Engine turning (also known as engine jeweling) actually has nothing to do with the engine and instead refers to a technique for decorating metal with a repeating, overlapping geometric pattern. Historically, in the 1920’s and 30’s, it was used to decorate automobile dashboards and engine bays while the most famous example is probably the engine cowling of Charles Lindberg’s aircraft the Spirit of St. Lewis. Today it’s more commonly used to decorate watch faces and firearms, but it can be applied to almost any metal surface.


I’ve always liked the look and so decided to use it on the stainless steel plates I fabricated as covers for the holes left by removing the shore power hookups and indicator lights on the left side of the module. I also applied it to the aluminum plates that were used as backing plates for my fan and reading light on the bunk wall
Tools

Traditionally, the technique was done using valve grinding paste, but you can use almost any sort of abrasive applied to whatever diameter of tool you want. As you can see from the above photos, the diameter of the circles applied to the engine cowling are considerably larger than those used on the dashboard. After some research, I found a product called Cratex, which is a rubberized abrasive in various grits and available in different shapes. The harder the metal you are jeweling the coarser the grit you need to use. I selected 1/2″ sticks of Cratex in a variety of grits from extra fine to coarse since I would be jeweling aluminum and stainless steel. Fortunately, the sticks just fit the chock in my drill press so I wouldn’t have to mess around with making a holder for them.
Prep work
Preparing the metal surface to be jeweled is critical to getting good results. The surface doesn’t have to be polished to a mirror finish, but it does have to be free from deep scratches. While jeweling does scratch the metal to achieve the desired effect, these scratches are very shallow and any deeper scratches or flaws will show through the pattern. To prepare the surfaces I sanded with 220, 340, 400 and finally 600 grit using a random orbit sander.

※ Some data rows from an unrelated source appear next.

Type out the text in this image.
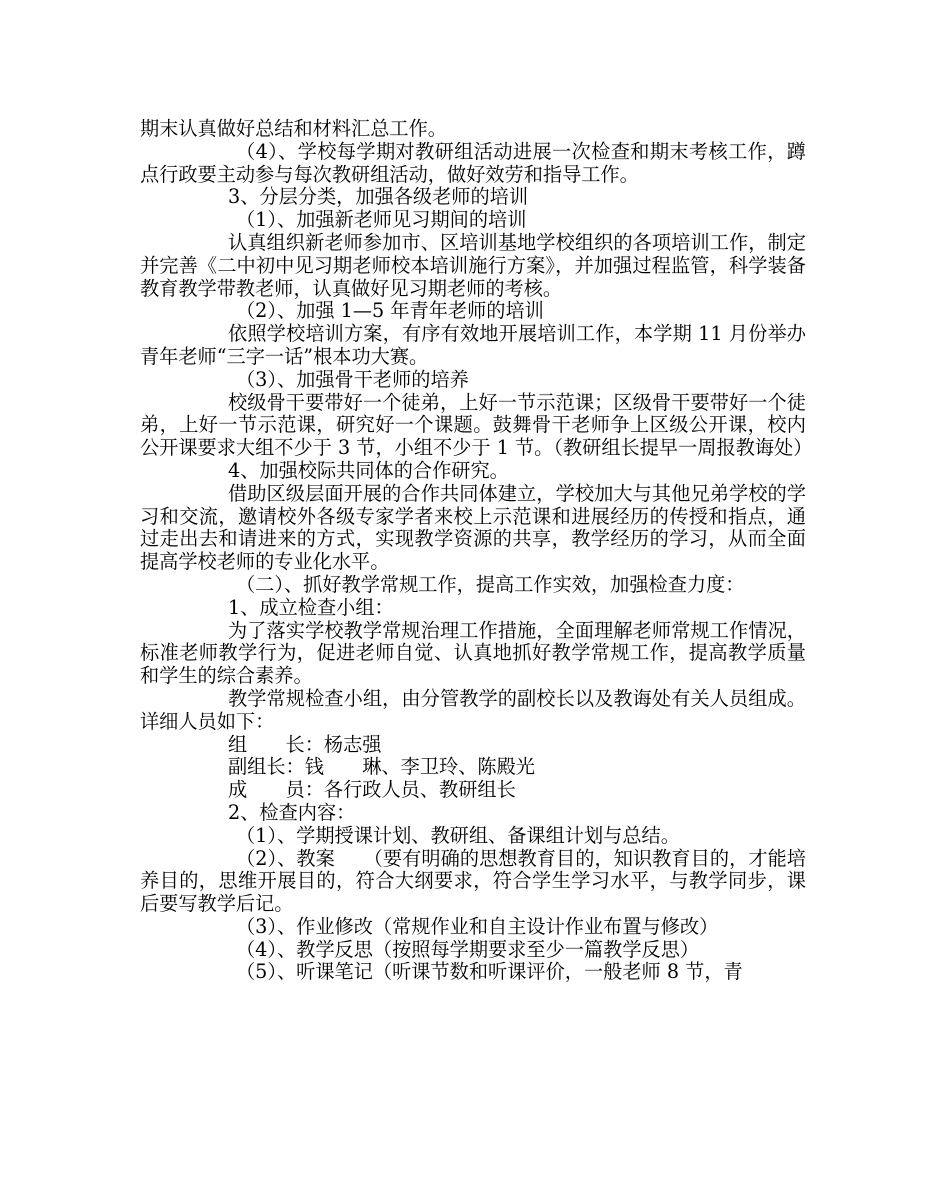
期末认真做好总结和材料汇总工作。

（4）、学校每学期对教研组活动进展一次检查和期末考核工作，蹲点行政要主动参与每次教研组活动，做好效劳和指导工作。

3、分层分类，加强各级老师的培训

（1）、加强新老师见习期间的培训

认真组织新老师参加市、区培训基地学校组织的各项培训工作，制定并完善《二中初中见习期老师校本培训施行方案》，并加强过程监管，科学装备教育教学带教老师，认真做好见习期老师的考核。

（2）、加强 1—5 年青年老师的培训

依照学校培训方案，有序有效地开展培训工作，本学期 11 月份举办青年老师“三字一话”根本功大赛。

（3）、加强骨干老师的培养

校级骨干要带好一个徒弟，上好一节示范课；区级骨干要带好一个徒弟，上好一节示范课，研究好一个课题。鼓舞骨干老师争上区级公开课，校内公开课要求大组不少于 3 节，小组不少于 1 节。（教研组长提早一周报教诲处）

4、加强校际共同体的合作研究。

借助区级层面开展的合作共同体建立，学校加大与其他兄弟学校的学习和交流，邀请校外各级专家学者来校上示范课和进展经历的传授和指点，通过走出去和请进来的方式，实现教学资源的共享，教学经历的学习，从而全面提高学校老师的专业化水平。

（二）、抓好教学常规工作，提高工作实效，加强检查力度：

1、成立检查小组：

为了落实学校教学常规治理工作措施，全面理解老师常规工作情况，标准老师教学行为，促进老师自觉、认真地抓好教学常规工作，提高教学质量和学生的综合素养。

教学常规检查小组，由分管教学的副校长以及教诲处有关人员组成。详细人员如下：

组　　长：杨志强

副组长：钱　　琳、李卫玲、陈殿光

成　　员：各行政人员、教研组长

2、检查内容：

（1）、学期授课计划、教研组、备课组计划与总结。

（2）、教案　　（要有明确的思想教育目的，知识教育目的，才能培养目的，思维开展目的，符合大纲要求，符合学生学习水平，与教学同步，课后要写教学后记。

（3）、作业修改（常规作业和自主设计作业布置与修改）

（4）、教学反思（按照每学期要求至少一篇教学反思）

（5）、听课笔记（听课节数和听课评价，一般老师 8 节，青
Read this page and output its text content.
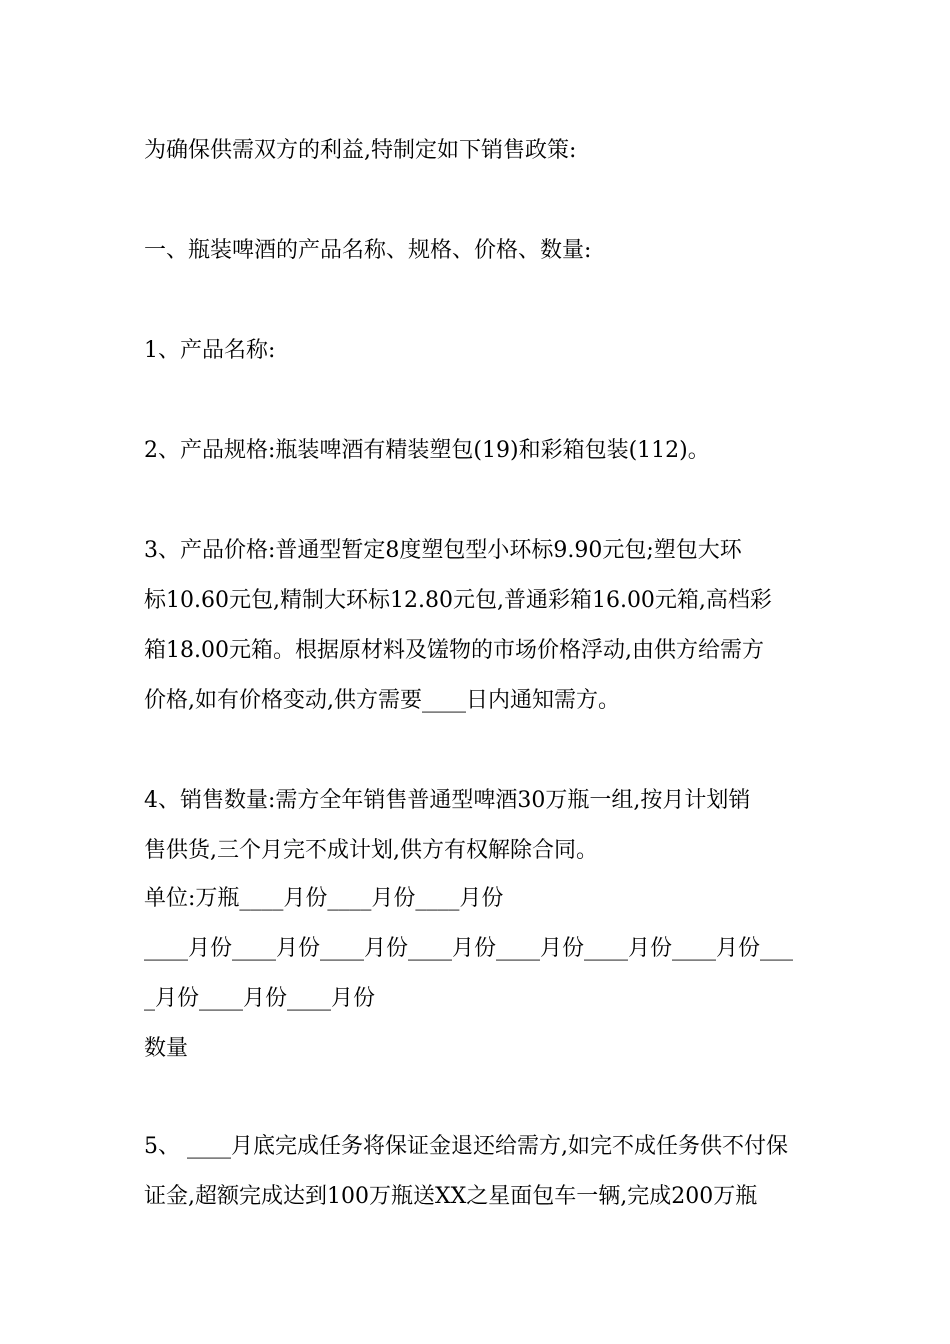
为确保供需双方的利益,特制定如下销售政策:
一、瓶装啤酒的产品名称、规格、价格、数量:
1、产品名称:
2、产品规格:瓶装啤酒有精装塑包(19)和彩箱包装(112)。
3、产品价格:普通型暂定8度塑包型小环标9.90元包;塑包大环
标10.60元包,精制大环标12.80元包,普通彩箱16.00元箱,高档彩
箱18.00元箱。根据原材料及馐物的市场价格浮动,由供方给需方
价格,如有价格变动,供方需要____日内通知需方。
4、销售数量:需方全年销售普通型啤酒30万瓶一组,按月计划销
售供货,三个月完不成计划,供方有权解除合同。
单位:万瓶____月份____月份____月份
____月份____月份____月份____月份____月份____月份____月份___
_月份____月份____月份
数量
5、 ____月底完成任务将保证金退还给需方,如完不成任务供不付保
证金,超额完成达到100万瓶送XX之星面包车一辆,完成200万瓶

Once you have a uniform surface the next step is to layout the pattern. It is possible to freehand the layout as you go, but that requires a lot more experience than I have with the technique. Some people also use CNC machines to layout their pattern, which unfortunately I don’t have access to. Based on my research the ideal overlay is approximately 73% of the diameter of the abrasive tool one is using to ensure that the surface is completely covered and no unfinished areas are left between the swirls. For the 1/2″ Cratex stick I was using, this meant an overlap of .365″ or 3/8″. However, after doing some tests on pieces of scrap I decided to reduce it to .3125″ or 5/16″. With that dimension in hand I laid out a grid on each part with a pencil and straight edge.

While it’s possible to use a hand-held drill, I opted to use my drill press which would provide better control of both the plate and the abrasive tool. I used a straight piece of stainless steel clamped to the drill press platform to give me a fixed edge to move the part along as I applied the pattern. I also laid down some painters tape with a penciled grid just to give me a visual reference. My drill press has some adjustable laser guides which project an X onto the surface. I aligned the X with the center of the Cratex stick so that as I moved along the fixed straight edge I could align each swirl by putting the pencil marks in the crook of the X.
It’s also important to do some testing on scrap first to determine how hard and for how long you should apply the stick to achieve the desired swirl in the material. The cover plates I made for the shore power holes were stainless steel, which is obviously far tougher than the aluminum plates I used for the inside panels. On a side note, I made these plates from covers removed from the old ceiling that were used to access antenna mounts on the roof. However, I had cut the plates to fit my original replacement 30 amp short power outlet, which was made out of plastic. Since I was going to have these fancy backing plates I decided to replace the plastic one with a stainless steel outlet, which necessitated a backing plate with larger dimensions. Rather than order some stainless steel plate of a specific thickness, which is not particularly cheap, I headed over to Menards to see what alternative I could come up with. What popped into my head before I even got there was a stainless steel door kick plate. A quick measurement with my calipers and $10 later and I had a perfect solution.

It is necessary to periodically dress the stick to expose fresh abrasive and ensure the surface stays flat relative to the work surface. I used a hand file flat on the drill table, which I then applied the Cratex to accomplish this. Larger surfaces would obviously require more frequent dressing. For duration I settled on roughly two seconds with moderate pressure and then did a second application of about one second, after visually checking the position of the new swirl. Because the stick is rubbery, with the consistency of a pencil eraser, you can’t really crank the chuck down tight as you typically would because it would deform the stick and give it a wobble.

Finishing
Once I finished each plate, I applied several coats of KBS Diamond Clear Coat spray paint for some added scratch resistance. I installed the plates with rivets, which I polished to a matching shine. I also applied a liberal amount of Dicor adhesive to act as a weather seal.
For the aluminum plate that would be inside the module I opted to not clear coat since they wouldn’t be exposed to weather or UV.